Uh..
On 13.11.2012, at 1.02, Timo Sirainen wrote:
On 13.11.2012, at 0.44, Robin wrote:
On 11/11/2012 5:26 PM, Christoph Anton Mitterer wrote:
Have you made systematic tests? I.e. compared times for all of these with those from the different dovecot backends.
The choice of Dovecot backends made no substantial difference. I used maildir, sdbox, and mdbox. I also added SiS (with mdbox). Initial tests were on local multi-spindle RAID5 storage,
With local disks the tests often measure only the local RAM/CPU speed, unless you're testing thousands of users.
..measuring disk I/O most importantly.
but to handicap Dovecot, I pushed it over NFS (also Linux 3.2 on a local GigE segment). It wasn't slow enough to make dbmail competitive, even though you have to start turning off performance optimisation features in Dovecot to avoid NFS bugs.
NFS makes a better test case if you're measuring single user performance. Much of it is probably due to the index file access latency, although not all.
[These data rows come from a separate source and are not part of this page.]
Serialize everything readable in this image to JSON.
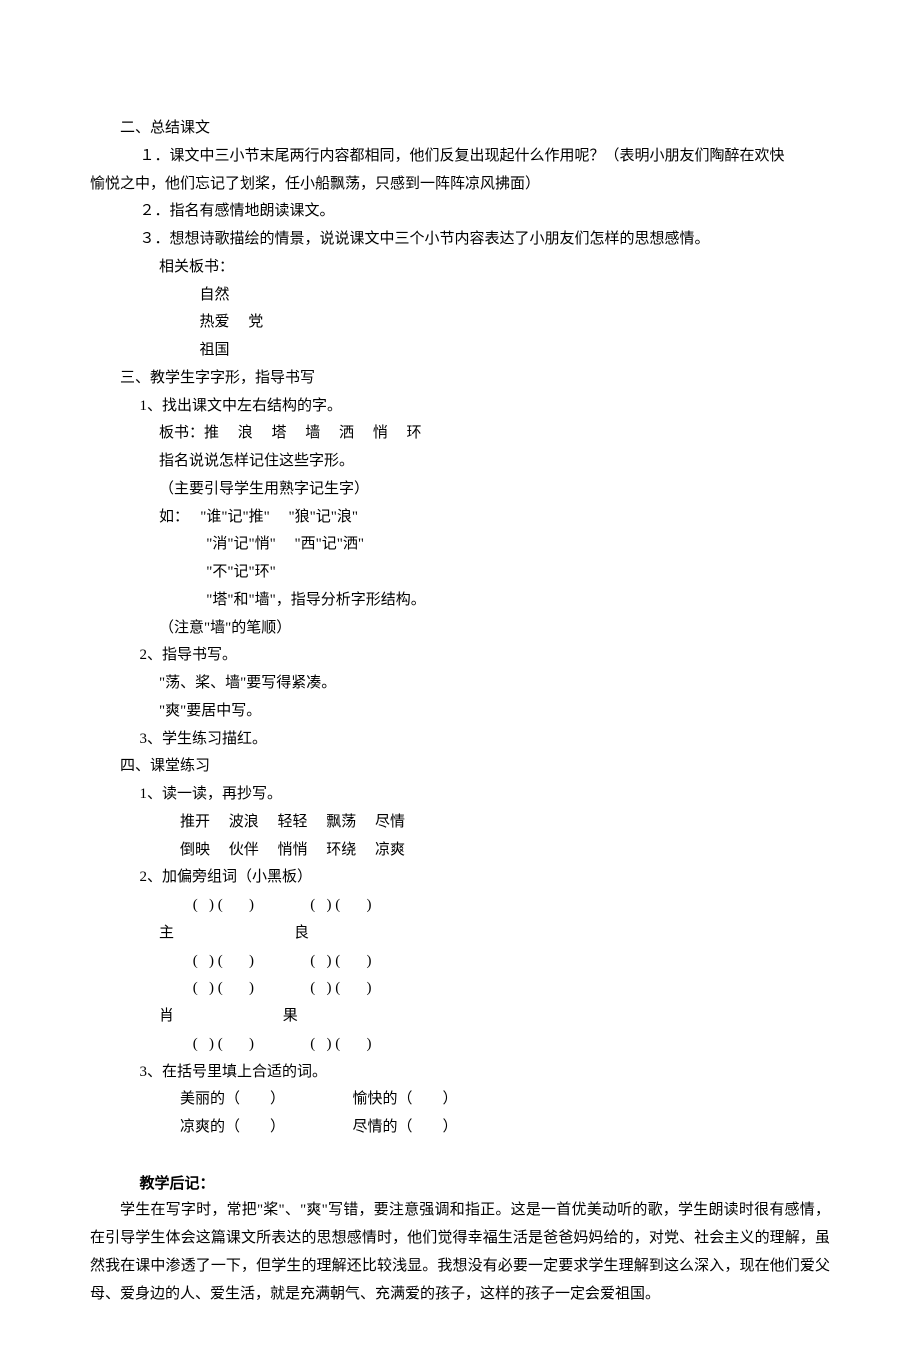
{
  "s2": {
    "h": "二、总结课文",
    "p1": "１．课文中三小节末尾两行内容都相同，他们反复出现起什么作用呢？（表明小朋友们陶醉在欢快",
    "p1b": "愉悦之中，他们忘记了划桨，任小船飘荡，只感到一阵阵凉风拂面）",
    "p2": "２．指名有感情地朗读课文。",
    "p3": "３．想想诗歌描绘的情景，说说课文中三个小节内容表达了小朋友们怎样的思想感情。",
    "bbh": "相关板书：",
    "bb1": "自然",
    "bb2": "热爱     党",
    "bb3": "祖国"
  },
  "s3": {
    "h": "三、教学生字字形，指导书写",
    "q1": "1、找出课文中左右结构的字。",
    "q1a": "板书：推     浪     塔     墙     洒     悄     环",
    "q1b": "指名说说怎样记住这些字形。",
    "q1c": "（主要引导学生用熟字记生字）",
    "q1d": "如：   \"谁\"记\"推\"     \"狼\"记\"浪\"",
    "q1e": "       \"消\"记\"悄\"     \"西\"记\"洒\"",
    "q1f": "       \"不\"记\"环\"",
    "q1g": "       \"塔\"和\"墙\"，指导分析字形结构。",
    "q1h": "（注意\"墙\"的笔顺）",
    "q2": "2、指导书写。",
    "q2a": "\"荡、桨、墙\"要写得紧凑。",
    "q2b": "\"爽\"要居中写。",
    "q3": "3、学生练习描红。"
  },
  "s4": {
    "h": "四、课堂练习",
    "q1": "1、读一读，再抄写。",
    "q1a": "推开     波浪     轻轻     飘荡     尽情",
    "q1b": "倒映     伙伴     悄悄     环绕     凉爽",
    "q2": "2、加偏旁组词（小黑板）",
    "gA": "         (   ) (       )               (   ) (       )",
    "gB": "主                                良",
    "gC": "         (   ) (       )               (   ) (       )",
    "gD": "         (   ) (       )               (   ) (       )",
    "gE": "肖                             果",
    "gF": "         (   ) (       )               (   ) (       )",
    "q3": "3、在括号里填上合适的词。",
    "q3a": "美丽的（        ）                  愉快的（        ）",
    "q3b": "凉爽的（        ）                  尽情的（        ）"
  },
  "notes": {
    "h": "教学后记：",
    "p": "学生在写字时，常把\"桨\"、\"爽\"写错，要注意强调和指正。这是一首优美动听的歌，学生朗读时很有感情，在引导学生体会这篇课文所表达的思想感情时，他们觉得幸福生活是爸爸妈妈给的，对党、社会主义的理解，虽然我在课中渗透了一下，但学生的理解还比较浅显。我想没有必要一定要求学生理解到这么深入，现在他们爱父母、爱身边的人、爱生活，就是充满朝气、充满爱的孩子，这样的孩子一定会爱祖国。"
  }
}
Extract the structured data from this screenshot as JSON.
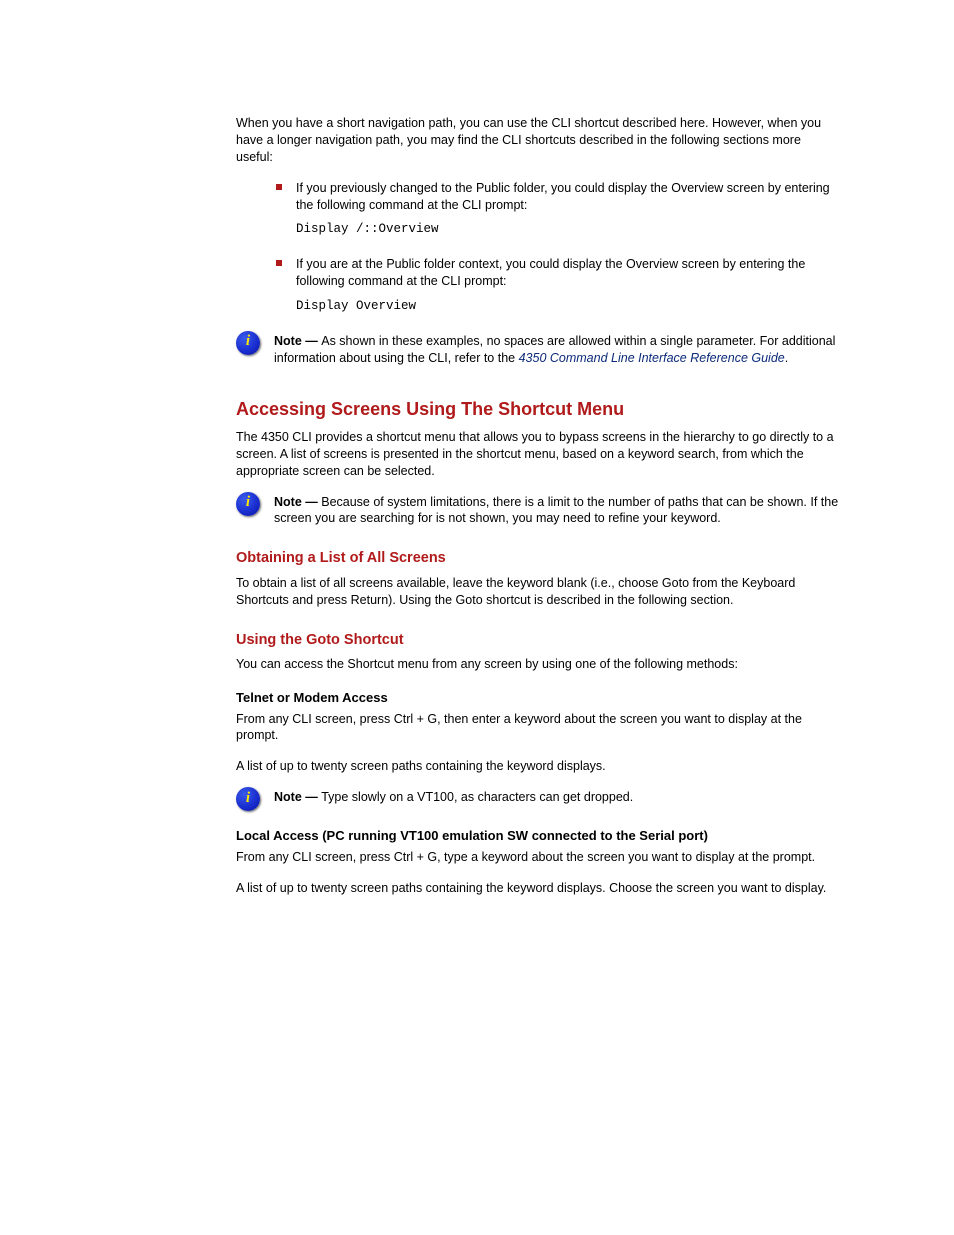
{
  "intro": "When you have a short navigation path, you can use the CLI shortcut described here. However, when you have a longer navigation path, you may find the CLI shortcuts described in the following sections more useful:",
  "bullets": [
    {
      "text": "If you previously changed to the Public folder, you could display the Overview screen by entering the following command at the CLI prompt:",
      "code": "Display /::Overview"
    },
    {
      "text": "If you are at the Public folder context, you could display the Overview screen by entering the following command at the CLI prompt:",
      "code": "Display Overview"
    }
  ],
  "note1": {
    "prefix": "Note   —   ",
    "body": "As shown in these examples, no spaces are allowed within a single parameter. For additional information about using the CLI, refer to the ",
    "ref": "4350 Command Line Interface Reference Guide",
    "suffix": "."
  },
  "h2": "Accessing Screens Using The Shortcut Menu",
  "p_after_h2": "The 4350 CLI provides a shortcut menu that allows you to bypass screens in the hierarchy to go directly to a screen. A list of screens is presented in the shortcut menu, based on a keyword search, from which the appropriate screen can be selected.",
  "note2": {
    "prefix": "Note   —   ",
    "body": "Because of system limitations, there is a limit to the number of paths that can be shown. If the screen you are searching for is not shown, you may need to refine your keyword."
  },
  "h3_1": "Obtaining a List of All Screens",
  "p_list_all": "To obtain a list of all screens available, leave the keyword blank (i.e., choose Goto from the Keyboard Shortcuts and press Return). Using the Goto shortcut is described in the following section.",
  "h3_2": "Using the Goto Shortcut",
  "p_goto_intro": "You can access the Shortcut menu from any screen by using one of the following methods:",
  "h4_1": "Telnet or Modem Access",
  "p_telnet_1": "From any CLI screen, press Ctrl + G, then enter a keyword about the screen you want to display at the prompt.",
  "p_telnet_2": "A list of up to twenty screen paths containing the keyword displays.",
  "note3": {
    "prefix": "Note   —   ",
    "body": "Type slowly on a VT100, as characters can get dropped."
  },
  "h4_2": "Local Access (PC running VT100 emulation SW connected to the Serial port)",
  "p_local_1": "From any CLI screen, press Ctrl + G, type a keyword about the screen you want to display at the prompt.",
  "p_local_2": "A list of up to twenty screen paths containing the keyword displays. Choose the screen you want to display."
}
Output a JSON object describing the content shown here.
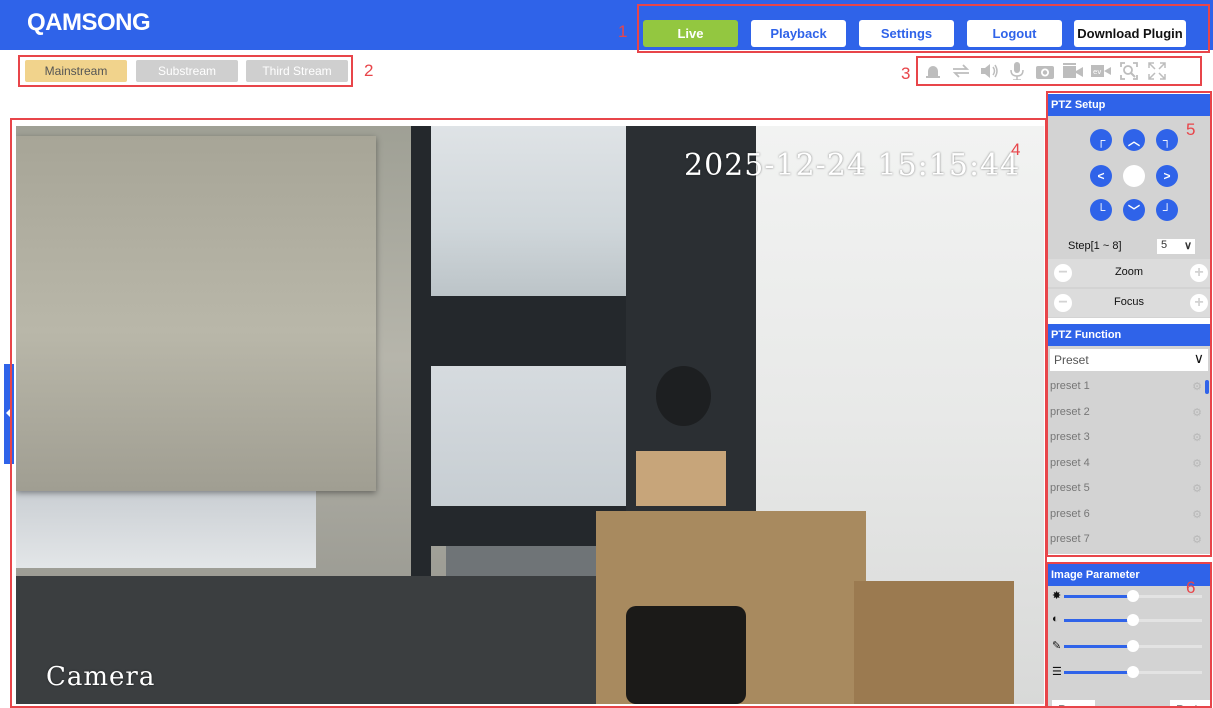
{
  "header": {
    "logo": "QAMSONG",
    "nav": [
      "Live",
      "Playback",
      "Settings",
      "Logout",
      "Download Plugin"
    ],
    "active": "Live"
  },
  "streams": {
    "tabs": [
      "Mainstream",
      "Substream",
      "Third Stream"
    ],
    "active": "Mainstream"
  },
  "toolbar": {
    "icons": [
      "alarm-icon",
      "swap-icon",
      "volume-icon",
      "microphone-icon",
      "snapshot-icon",
      "record-icon",
      "video-clip-icon",
      "digital-zoom-icon",
      "fullscreen-icon"
    ]
  },
  "video": {
    "datetime": "2025-12-24   15:15:44",
    "camera_label": "Camera"
  },
  "annotations": [
    "1",
    "2",
    "3",
    "4",
    "5",
    "6"
  ],
  "ptz_setup": {
    "title": "PTZ Setup",
    "step_label": "Step[1 ~ 8]",
    "step_value": "5",
    "zoom_label": "Zoom",
    "focus_label": "Focus"
  },
  "ptz_function": {
    "title": "PTZ Function",
    "selected": "Preset",
    "presets": [
      "preset 1",
      "preset 2",
      "preset 3",
      "preset 4",
      "preset 5",
      "preset 6",
      "preset 7"
    ]
  },
  "image_parameter": {
    "title": "Image Parameter",
    "sliders": [
      {
        "name": "brightness",
        "value": 0.5
      },
      {
        "name": "contrast",
        "value": 0.5
      },
      {
        "name": "saturation",
        "value": 0.5
      },
      {
        "name": "sharpness",
        "value": 0.5
      }
    ],
    "reset_label": "Reset",
    "ratio_label": "Ratio"
  },
  "colors": {
    "brand": "#2f63e9",
    "active_nav": "#93c740",
    "active_stream": "#f1d38c",
    "annotation": "#e8454a"
  }
}
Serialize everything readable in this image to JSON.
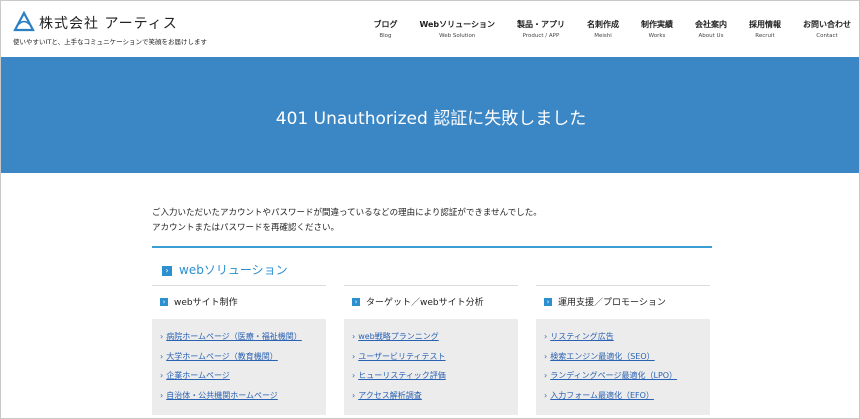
{
  "header": {
    "logo_name": "株式会社 アーティス",
    "logo_tagline": "使いやすいITと、上手なコミュニケーションで笑顔をお届けします",
    "nav": [
      {
        "ja": "ブログ",
        "en": "Blog"
      },
      {
        "ja": "Webソリューション",
        "en": "Web Solution"
      },
      {
        "ja": "製品・アプリ",
        "en": "Product / APP"
      },
      {
        "ja": "名刺作成",
        "en": "Meishi"
      },
      {
        "ja": "制作実績",
        "en": "Works"
      },
      {
        "ja": "会社案内",
        "en": "About Us"
      },
      {
        "ja": "採用情報",
        "en": "Recruit"
      },
      {
        "ja": "お問い合わせ",
        "en": "Contact"
      }
    ]
  },
  "hero": {
    "title": "401 Unauthorized 認証に失敗しました"
  },
  "message": {
    "line1": "ご入力いただいたアカウントやパスワードが間違っているなどの理由により認証ができませんでした。",
    "line2": "アカウントまたはパスワードを再確認ください。"
  },
  "section": {
    "title": "webソリューション",
    "chevron": "›"
  },
  "columns": [
    {
      "heading": "webサイト制作",
      "links": [
        "病院ホームページ（医療・福祉機関）",
        "大学ホームページ（教育機関）",
        "企業ホームページ",
        "自治体・公共機関ホームページ"
      ]
    },
    {
      "heading": "ターゲット／webサイト分析",
      "links": [
        "web戦略プランニング",
        "ユーザービリティテスト",
        "ヒューリスティック評価",
        "アクセス解析調査"
      ]
    },
    {
      "heading": "運用支援／プロモーション",
      "links": [
        "リスティング広告",
        "検索エンジン最適化（SEO）",
        "ランディングページ最適化（LPO）",
        "入力フォーム最適化（EFO）"
      ]
    }
  ],
  "link_arrow": "›",
  "colors": {
    "hero_bg": "#3b86c4",
    "accent": "#2b8fd0",
    "link": "#2a62b3",
    "box_bg": "#ececec"
  }
}
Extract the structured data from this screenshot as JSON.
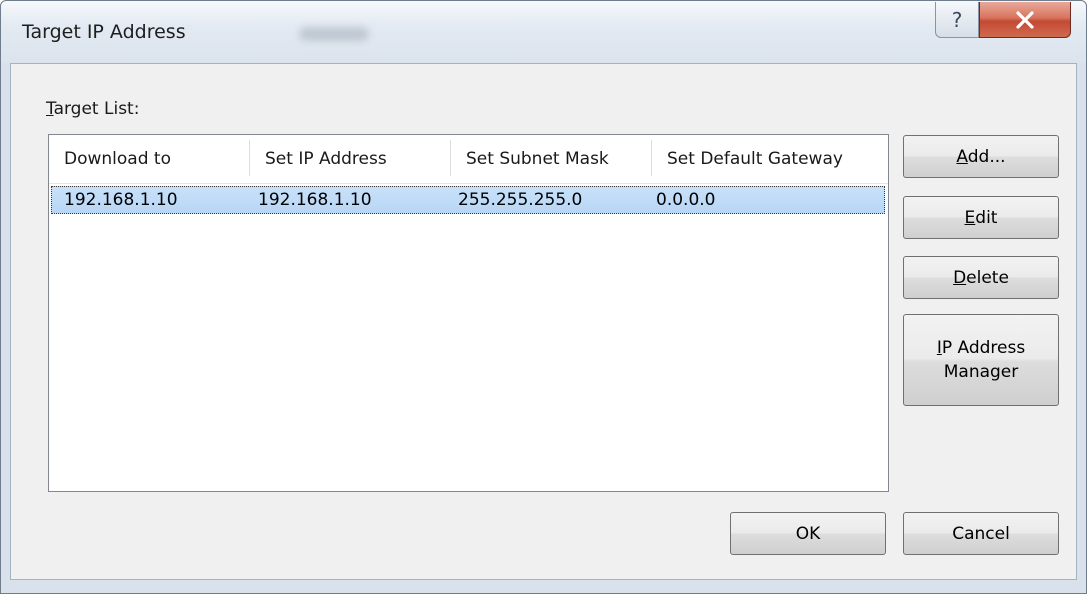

In some cases Dovecot's prefetching mails can help (maildir, sdbox backends with local disks currently, nothing preventing it from working in other use cases though, even with Dovecot-SQL backend).
Prefetching is done only with mail_prefetch_count setting. Someone in blog.dovecot.org mentioned that it was bad for performance with local disk+maildir. Linux apparently doesn't do this with NFS. It would of course be possible to just have the prefetching create a new thread/process to download the mail locally and read it (similar to what the object storage plugin does).